Alors que les pays d'Amérique latine confrontent, tant bien que mal, leur passé, et que l'Argentine se met à juger les prêtres et les juges qui ont participé activement au génocide organisé par l'armée au nom de la défense de la "civilisation chrétienne", la France, comme l'Espagne, a bien du mal à admettre ses responsabilités. Et lorsqu'il s'agit de guerre d'Algérie, on parle plus souvent de Massu ou de Bigeard, qui tentait encore récemment de faire croire que la torture était un "mal nécessaire", alors que R. Branche a très bien montré qu'il s'agissait d'une entreprise de terreur à l'égard de la population.
L'éclairage sur les responsabilités politiques qui ont présidé à la mise en œuvre de cette répression implacable, modèle du terrorisme d'Etat des années 1970 en Amérique latine, et de la "contre-insurrection" prônée par les Américains, est donc nécessaire.
Pour autant, cet entretien de B. Stora passe un peu vite sur deux faits. D'abord, il renvoie l'attitude de Mitterrand à une "attitude quasi culturelle" de la gauche, qui aurait voulu réformer le colonialisme plutôt que le détruire. Et de citer Gambetta, Clemenceau et même Jaurès - il aurait pu inclure A. Camus, si on suit Michael Azar dans sa "lecture postcoloniale" de L'Etranger et de son auteur. Cela est sans aucun doute vrai dans ses grandes lignes. Mais faire de Clemenceau, pour ne parler que de lui, l'un des représentants de cette tradition universaliste et assimilationniste du colonialisme de la "patrie des droits de l'homme", c'est un peu fort de café!
Ensuite, B. Stora fait preuve d'une mauvaise foi certaine lorsqu'il aborde la question du rapport des associations d'une part, et des trotskystes d'autre part, après 1981.
Clemenceau et la critique de la colonisation
Le "tombeur de ministères" était en effet un des rares à faire preuve de lucidité à l'égard du projet colonial. Il partageait ainsi la même vision que le Prix Nobel de littérature 2010, Mario Vargas Llosa: son nouveau roman, El Sueño del Celta, prend pour héros Roger Casement, consul britannique qui dénonça dès 1908 l'extermination menée au Congo sous la responsabilité du roi Leopold II (dix millions de morts). Nul doute que le Tigre se serait accordé sur cet énoncé de l'écrivain péruvien: "nulle barbarie n'est comparable au colonialisme", indiquant par là à quel point il est vain de débattre de l'échelle de la barbarie, chaque crime étant "incomparable", la barbarie étant par définition la perte de toute mesure.
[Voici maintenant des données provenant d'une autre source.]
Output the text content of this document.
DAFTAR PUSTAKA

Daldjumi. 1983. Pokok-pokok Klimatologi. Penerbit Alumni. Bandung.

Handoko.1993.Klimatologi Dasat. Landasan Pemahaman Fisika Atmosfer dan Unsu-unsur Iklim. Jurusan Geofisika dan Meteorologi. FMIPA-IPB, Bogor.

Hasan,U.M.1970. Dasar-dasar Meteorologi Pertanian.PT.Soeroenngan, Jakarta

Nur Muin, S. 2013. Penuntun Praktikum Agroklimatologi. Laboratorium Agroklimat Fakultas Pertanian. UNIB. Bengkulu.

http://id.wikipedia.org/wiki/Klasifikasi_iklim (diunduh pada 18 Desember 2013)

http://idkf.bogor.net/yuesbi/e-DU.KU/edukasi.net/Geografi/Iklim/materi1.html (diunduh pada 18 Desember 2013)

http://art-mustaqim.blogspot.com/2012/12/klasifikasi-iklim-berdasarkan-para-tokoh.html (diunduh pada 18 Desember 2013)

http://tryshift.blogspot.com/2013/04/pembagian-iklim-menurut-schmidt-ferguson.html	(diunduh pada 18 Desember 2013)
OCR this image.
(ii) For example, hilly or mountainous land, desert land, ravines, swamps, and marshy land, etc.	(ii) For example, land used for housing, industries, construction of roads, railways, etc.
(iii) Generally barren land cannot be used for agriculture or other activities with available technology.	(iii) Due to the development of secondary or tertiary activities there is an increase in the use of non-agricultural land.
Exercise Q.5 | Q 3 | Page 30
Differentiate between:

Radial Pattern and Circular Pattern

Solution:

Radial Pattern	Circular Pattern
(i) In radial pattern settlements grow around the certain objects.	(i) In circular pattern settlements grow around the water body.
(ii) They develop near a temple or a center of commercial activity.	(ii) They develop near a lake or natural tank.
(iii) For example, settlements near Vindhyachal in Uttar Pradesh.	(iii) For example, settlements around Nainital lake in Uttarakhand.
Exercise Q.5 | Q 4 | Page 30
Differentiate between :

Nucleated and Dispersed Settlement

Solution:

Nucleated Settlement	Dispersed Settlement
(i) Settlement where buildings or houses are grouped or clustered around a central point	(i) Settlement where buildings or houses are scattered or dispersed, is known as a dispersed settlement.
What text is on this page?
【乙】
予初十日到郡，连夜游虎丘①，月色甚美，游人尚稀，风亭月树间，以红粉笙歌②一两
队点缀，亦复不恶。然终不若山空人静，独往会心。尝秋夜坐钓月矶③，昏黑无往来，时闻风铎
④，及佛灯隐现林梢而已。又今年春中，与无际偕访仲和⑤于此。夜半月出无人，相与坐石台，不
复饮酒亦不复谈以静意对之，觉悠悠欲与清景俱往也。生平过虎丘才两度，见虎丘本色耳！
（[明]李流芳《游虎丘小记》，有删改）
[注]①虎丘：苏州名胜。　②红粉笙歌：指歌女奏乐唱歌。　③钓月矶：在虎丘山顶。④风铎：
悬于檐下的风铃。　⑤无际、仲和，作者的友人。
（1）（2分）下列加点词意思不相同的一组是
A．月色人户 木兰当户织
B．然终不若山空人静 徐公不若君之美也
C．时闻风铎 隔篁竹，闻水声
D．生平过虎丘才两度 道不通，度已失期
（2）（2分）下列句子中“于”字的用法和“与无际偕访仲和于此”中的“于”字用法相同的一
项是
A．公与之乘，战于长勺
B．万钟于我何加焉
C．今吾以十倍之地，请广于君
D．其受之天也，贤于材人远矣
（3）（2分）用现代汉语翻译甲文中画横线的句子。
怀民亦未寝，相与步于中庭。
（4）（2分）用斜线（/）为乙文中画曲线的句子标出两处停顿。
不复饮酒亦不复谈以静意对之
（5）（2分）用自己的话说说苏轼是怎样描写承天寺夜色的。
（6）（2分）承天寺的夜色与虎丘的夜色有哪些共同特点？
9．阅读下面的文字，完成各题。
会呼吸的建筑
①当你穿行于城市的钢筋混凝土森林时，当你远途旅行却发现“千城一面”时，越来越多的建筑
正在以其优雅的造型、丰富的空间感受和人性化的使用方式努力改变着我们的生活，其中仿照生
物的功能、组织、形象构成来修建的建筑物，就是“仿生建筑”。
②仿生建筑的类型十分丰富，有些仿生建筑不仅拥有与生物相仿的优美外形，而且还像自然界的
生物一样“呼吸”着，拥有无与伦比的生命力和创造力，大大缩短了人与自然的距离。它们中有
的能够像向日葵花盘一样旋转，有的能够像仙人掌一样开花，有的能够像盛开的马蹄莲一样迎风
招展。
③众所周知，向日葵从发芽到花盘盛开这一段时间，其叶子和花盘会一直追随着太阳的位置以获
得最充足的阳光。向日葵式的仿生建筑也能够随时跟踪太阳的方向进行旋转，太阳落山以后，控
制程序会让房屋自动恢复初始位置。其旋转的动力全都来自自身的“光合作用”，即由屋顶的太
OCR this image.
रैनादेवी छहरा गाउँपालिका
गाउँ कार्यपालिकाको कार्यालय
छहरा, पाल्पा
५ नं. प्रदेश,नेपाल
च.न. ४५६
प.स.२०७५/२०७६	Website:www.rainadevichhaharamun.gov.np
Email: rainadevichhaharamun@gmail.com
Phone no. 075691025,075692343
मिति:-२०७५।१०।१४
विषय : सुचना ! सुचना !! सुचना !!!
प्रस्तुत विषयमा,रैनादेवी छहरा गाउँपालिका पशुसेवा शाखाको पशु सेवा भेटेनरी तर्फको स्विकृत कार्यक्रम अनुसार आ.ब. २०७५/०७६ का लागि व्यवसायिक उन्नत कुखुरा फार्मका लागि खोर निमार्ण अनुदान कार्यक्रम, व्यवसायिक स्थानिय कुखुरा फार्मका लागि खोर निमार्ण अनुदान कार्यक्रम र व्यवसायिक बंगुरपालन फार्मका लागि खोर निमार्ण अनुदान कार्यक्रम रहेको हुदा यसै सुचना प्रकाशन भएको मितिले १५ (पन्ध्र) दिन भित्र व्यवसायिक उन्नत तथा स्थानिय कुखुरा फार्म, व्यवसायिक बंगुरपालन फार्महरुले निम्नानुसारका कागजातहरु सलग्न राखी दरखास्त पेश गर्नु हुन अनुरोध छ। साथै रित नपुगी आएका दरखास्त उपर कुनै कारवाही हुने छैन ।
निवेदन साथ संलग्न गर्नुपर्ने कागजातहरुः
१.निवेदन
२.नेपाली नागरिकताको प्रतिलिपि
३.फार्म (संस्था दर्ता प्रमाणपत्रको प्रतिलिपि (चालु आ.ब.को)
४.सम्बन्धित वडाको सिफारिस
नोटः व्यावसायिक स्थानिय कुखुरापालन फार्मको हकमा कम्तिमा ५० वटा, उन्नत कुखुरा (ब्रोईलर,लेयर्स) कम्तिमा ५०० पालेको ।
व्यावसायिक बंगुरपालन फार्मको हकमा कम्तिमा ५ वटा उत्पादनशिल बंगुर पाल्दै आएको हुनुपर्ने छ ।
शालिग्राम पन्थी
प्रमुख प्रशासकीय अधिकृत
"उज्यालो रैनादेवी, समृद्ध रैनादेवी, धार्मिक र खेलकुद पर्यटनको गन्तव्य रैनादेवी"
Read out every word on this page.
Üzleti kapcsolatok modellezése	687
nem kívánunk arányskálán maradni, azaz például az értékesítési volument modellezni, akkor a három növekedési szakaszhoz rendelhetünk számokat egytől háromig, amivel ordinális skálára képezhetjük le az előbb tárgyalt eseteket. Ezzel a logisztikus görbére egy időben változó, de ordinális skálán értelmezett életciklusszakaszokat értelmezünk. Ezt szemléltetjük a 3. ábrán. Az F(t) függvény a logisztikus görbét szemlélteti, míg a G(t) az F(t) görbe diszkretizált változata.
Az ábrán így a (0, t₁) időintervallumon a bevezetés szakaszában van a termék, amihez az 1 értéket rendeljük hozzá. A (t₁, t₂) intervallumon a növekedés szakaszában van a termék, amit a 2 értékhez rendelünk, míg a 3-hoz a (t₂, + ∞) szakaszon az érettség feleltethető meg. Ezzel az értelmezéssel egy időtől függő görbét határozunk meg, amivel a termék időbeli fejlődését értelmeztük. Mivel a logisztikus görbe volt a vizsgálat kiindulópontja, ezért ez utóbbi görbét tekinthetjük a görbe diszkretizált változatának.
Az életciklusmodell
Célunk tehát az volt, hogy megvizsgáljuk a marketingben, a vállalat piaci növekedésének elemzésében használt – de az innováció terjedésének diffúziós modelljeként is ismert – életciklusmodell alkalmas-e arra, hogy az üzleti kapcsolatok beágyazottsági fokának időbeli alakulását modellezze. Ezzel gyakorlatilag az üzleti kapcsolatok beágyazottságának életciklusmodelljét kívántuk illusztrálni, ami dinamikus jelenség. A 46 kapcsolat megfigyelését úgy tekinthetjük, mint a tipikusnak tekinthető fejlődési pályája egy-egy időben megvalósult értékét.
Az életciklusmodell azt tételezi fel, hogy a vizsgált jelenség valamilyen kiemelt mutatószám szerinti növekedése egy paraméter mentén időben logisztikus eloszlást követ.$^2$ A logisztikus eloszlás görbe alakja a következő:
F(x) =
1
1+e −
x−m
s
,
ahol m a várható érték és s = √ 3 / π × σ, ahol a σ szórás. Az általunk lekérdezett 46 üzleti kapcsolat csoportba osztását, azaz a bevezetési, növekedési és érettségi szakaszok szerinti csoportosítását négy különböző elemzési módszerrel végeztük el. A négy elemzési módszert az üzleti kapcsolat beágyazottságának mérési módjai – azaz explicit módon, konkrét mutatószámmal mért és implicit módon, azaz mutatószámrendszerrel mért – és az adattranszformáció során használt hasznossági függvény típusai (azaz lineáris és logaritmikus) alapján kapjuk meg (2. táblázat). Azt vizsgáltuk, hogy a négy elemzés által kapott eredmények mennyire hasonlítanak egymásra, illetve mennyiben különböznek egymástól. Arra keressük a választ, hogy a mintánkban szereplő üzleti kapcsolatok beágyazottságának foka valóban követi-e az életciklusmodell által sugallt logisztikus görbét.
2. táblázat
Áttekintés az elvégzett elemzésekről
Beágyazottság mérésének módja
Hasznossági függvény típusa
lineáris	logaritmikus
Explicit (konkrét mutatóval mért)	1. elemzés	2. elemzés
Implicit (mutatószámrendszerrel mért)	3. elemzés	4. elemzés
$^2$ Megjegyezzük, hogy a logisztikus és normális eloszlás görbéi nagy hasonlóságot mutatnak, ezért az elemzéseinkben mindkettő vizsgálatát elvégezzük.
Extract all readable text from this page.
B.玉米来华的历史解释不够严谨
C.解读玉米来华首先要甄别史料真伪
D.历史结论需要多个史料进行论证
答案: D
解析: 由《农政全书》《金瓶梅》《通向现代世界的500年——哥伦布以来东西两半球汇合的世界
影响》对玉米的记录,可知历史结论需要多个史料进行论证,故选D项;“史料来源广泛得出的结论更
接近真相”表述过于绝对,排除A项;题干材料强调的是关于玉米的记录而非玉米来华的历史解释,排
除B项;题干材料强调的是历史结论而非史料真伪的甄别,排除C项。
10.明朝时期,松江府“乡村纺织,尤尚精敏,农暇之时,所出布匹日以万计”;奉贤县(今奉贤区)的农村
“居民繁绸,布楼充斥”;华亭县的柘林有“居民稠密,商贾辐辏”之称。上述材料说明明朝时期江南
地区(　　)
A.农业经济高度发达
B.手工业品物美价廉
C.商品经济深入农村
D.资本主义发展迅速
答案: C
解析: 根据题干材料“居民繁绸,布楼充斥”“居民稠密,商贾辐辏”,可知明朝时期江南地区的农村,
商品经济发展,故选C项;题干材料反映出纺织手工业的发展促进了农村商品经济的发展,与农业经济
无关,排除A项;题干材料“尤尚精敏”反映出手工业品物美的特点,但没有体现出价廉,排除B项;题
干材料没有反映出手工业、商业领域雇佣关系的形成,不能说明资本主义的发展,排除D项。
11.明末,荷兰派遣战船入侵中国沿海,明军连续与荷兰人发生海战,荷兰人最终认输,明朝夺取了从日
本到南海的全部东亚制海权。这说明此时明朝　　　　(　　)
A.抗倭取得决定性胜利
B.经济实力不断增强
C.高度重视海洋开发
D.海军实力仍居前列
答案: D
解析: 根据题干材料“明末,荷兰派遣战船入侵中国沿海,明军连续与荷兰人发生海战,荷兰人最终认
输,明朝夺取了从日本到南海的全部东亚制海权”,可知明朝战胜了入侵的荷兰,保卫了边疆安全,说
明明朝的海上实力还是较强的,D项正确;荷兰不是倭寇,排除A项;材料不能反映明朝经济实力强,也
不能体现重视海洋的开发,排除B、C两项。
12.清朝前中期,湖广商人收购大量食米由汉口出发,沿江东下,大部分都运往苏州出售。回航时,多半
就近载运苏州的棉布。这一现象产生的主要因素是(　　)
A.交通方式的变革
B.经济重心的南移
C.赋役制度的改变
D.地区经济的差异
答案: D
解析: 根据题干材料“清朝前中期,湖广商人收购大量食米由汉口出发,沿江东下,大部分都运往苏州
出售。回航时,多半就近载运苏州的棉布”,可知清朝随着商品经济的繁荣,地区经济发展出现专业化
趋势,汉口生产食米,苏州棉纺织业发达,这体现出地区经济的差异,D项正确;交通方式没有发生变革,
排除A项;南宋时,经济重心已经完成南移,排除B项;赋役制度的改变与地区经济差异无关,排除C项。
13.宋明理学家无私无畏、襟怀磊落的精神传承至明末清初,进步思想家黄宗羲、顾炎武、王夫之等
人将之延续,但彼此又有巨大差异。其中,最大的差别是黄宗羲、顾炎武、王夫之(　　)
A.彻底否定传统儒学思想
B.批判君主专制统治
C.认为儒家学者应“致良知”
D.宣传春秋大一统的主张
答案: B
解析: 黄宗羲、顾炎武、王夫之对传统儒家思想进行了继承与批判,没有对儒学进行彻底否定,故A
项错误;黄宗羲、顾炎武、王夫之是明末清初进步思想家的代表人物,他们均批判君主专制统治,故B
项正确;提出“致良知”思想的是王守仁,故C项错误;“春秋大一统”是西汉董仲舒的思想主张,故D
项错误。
Clemenceau attaqua d'abord le cabinet Ferry sur le traité du Bardo (1881), instituant un protectorat sur la Tunisie, en critiquant l'affairisme pilotant le projet colonial. Quelques années plus tard, il fait tomber Jules Ferry sur la question du Tonkin, avec son célèbre discours du 31 juillet 1885, où il se moque de la prétention à considérer les peuples non-européens comme des "races inférieures" et rappelle leur ancrage dans la "grande Histoire", bien à l'encontre du schéma hégélien considéré comme l'évidence même pour nombre d'historiens contemporains.
En 1905, il critique encore la politique de Th. Delcassé lors de la crise de Tanger, moquant ces "politiques républicains" qui préfèrent l'expansionnisme militaire à un véritable projet de "réformation" de la France. Certes, lorsqu'il arrive au ministère, l'année suivante, il sera contraint d'entériner les résultats de la conférence d'Algésiras. La politique de Clemenceau s'intègre alors davantage dans la continuité de la Troisième République: il autorise Lyautey à occuper le Maroc, et fait bombarder Casablanca, un simple "incident" selon la France. Et son seul titre de gloire, alors, et de proposer une réforme en Algérie, avec un décret de 1908 et une loi de 1909, qui, comme le rappelle Michel Winock dans sa biographie de 2007, sera louée par Messali Hadj.
Bref, pendant près de 40 ans, le député Clemenceau a été l'un des critiques les plus virulents de cette "bonne conscience" du colonialisme, rappelant à quel point les affairistes du "lobby colonial" étaient derrière cette expansion, qui s'appuyait sur une idéologie raciste à juste titre moquée par le futur Tigre.
Ce n'est que lorsqu'il accède au ministère qu'il doit mettre en veilleuse ses critiques, ce qui ne l'empêchera pas de proposer des réformes. Qualifier ce comportement de "typique" de la gauche, c'est un peu court: il s'agit plutôt d'une ligne directrice de la Troisième République, qui montre à quel point les institutions pèsent lourd sur les choix politiques, et comment un adversaire féroce de la colonisation, arrivé au pouvoir, doit composer avec les choix effectués par l'Etat français.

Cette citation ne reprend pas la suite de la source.